FOR THE next year, the presidential elections and the war in Iraq will dominate political discussion. So I'd like to recommend some books that can offer the historical perspective activists will need to confront these questions.

On the topic of the war, I'd recommend Tariq Ali's new book, Bush in Babylon. Ali's book offers a solid anti-imperialist blast at the latest imperial power to try to turn Iraq into a colony. Drawing on historical evidence and an acerbic wit, Ali predicts that Bush won't fare any better than the Mongols, the Ottomans or the British at crushing Iraqi resistance.

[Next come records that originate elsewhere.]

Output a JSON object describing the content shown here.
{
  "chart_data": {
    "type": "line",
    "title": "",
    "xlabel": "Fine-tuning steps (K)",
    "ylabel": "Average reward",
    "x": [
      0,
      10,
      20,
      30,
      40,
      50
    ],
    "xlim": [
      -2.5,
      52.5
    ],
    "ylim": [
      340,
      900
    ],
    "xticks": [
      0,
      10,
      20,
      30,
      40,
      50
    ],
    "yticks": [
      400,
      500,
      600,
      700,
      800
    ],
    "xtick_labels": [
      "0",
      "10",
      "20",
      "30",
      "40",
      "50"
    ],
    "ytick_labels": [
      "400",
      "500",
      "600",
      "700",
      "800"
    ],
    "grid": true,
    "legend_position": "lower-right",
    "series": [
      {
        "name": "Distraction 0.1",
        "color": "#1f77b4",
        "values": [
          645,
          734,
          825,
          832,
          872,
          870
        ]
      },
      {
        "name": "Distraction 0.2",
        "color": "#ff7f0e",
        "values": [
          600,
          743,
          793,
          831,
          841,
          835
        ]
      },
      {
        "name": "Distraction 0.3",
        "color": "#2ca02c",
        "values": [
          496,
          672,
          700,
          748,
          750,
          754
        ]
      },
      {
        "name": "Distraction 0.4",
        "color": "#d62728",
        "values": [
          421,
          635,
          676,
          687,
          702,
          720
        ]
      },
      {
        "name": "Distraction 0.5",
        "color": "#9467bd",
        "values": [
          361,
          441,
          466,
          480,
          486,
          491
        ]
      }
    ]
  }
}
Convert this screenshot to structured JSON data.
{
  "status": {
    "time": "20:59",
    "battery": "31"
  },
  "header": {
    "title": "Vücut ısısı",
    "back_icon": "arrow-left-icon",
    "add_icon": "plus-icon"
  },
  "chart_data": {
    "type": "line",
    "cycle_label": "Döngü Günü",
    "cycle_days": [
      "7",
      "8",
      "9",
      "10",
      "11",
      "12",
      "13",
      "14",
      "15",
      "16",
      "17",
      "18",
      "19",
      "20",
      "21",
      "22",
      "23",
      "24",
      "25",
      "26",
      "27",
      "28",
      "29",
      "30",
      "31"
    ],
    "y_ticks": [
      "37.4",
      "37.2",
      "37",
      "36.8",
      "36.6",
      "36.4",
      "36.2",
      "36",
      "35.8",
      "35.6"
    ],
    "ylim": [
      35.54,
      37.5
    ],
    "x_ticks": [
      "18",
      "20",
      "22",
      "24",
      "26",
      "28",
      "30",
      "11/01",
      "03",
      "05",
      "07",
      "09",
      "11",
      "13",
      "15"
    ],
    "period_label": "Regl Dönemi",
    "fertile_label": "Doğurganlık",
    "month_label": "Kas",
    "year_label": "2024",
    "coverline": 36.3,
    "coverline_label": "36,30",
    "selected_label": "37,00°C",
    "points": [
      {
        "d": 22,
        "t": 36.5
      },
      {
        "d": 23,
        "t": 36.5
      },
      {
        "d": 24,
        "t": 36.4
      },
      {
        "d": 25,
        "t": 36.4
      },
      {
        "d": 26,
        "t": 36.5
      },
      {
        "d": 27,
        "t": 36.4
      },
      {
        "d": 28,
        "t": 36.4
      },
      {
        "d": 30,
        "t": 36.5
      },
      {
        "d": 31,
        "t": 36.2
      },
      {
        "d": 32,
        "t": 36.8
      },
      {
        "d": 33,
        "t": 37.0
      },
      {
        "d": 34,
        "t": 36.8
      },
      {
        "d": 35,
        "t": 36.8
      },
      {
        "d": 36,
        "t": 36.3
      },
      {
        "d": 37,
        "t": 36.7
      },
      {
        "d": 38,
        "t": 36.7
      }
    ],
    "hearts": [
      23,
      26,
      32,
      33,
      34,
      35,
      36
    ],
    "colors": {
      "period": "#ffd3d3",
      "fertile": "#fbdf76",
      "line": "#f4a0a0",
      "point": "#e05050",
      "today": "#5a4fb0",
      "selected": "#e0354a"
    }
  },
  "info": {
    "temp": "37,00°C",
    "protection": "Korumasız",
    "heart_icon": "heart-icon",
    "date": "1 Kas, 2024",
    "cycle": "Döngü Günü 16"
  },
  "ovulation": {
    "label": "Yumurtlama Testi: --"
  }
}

One of my fondest memories from 2003 was being part of the cheering crowd at the World Social Forum's final rally, where Indian author and activist Arundhati Roy demolished the Bush-Blair lie machine in her speech "Confronting Empire." For sheer enjoyment of experiencing a serious and impassioned polemicist at work, pick up Roy's War Talk.

Another book that's very helpful to understanding the realities behind the rhetoric of U.S. foreign policy is Andrew Bacevich's American Empire. This book, largely overlooked when it appeared in 2002, shows how all the pieties of the Clinton years--from "humanitarian intervention" to military management of foreign policy--helped pave the way for Bush's aggressive "war on terrorism." Bacevich shows the Democrats have far more in common with the Republicans than either would admit.

Of course the Democrats will spend the next year trying to convince millions of the opposite. That's why the 1976 debate between Peter Camejo and Michael Harrington in The Lesser Evil? along with other material in the book, is well worth reading. Although the names and dates are different, many of the arguments are the same today.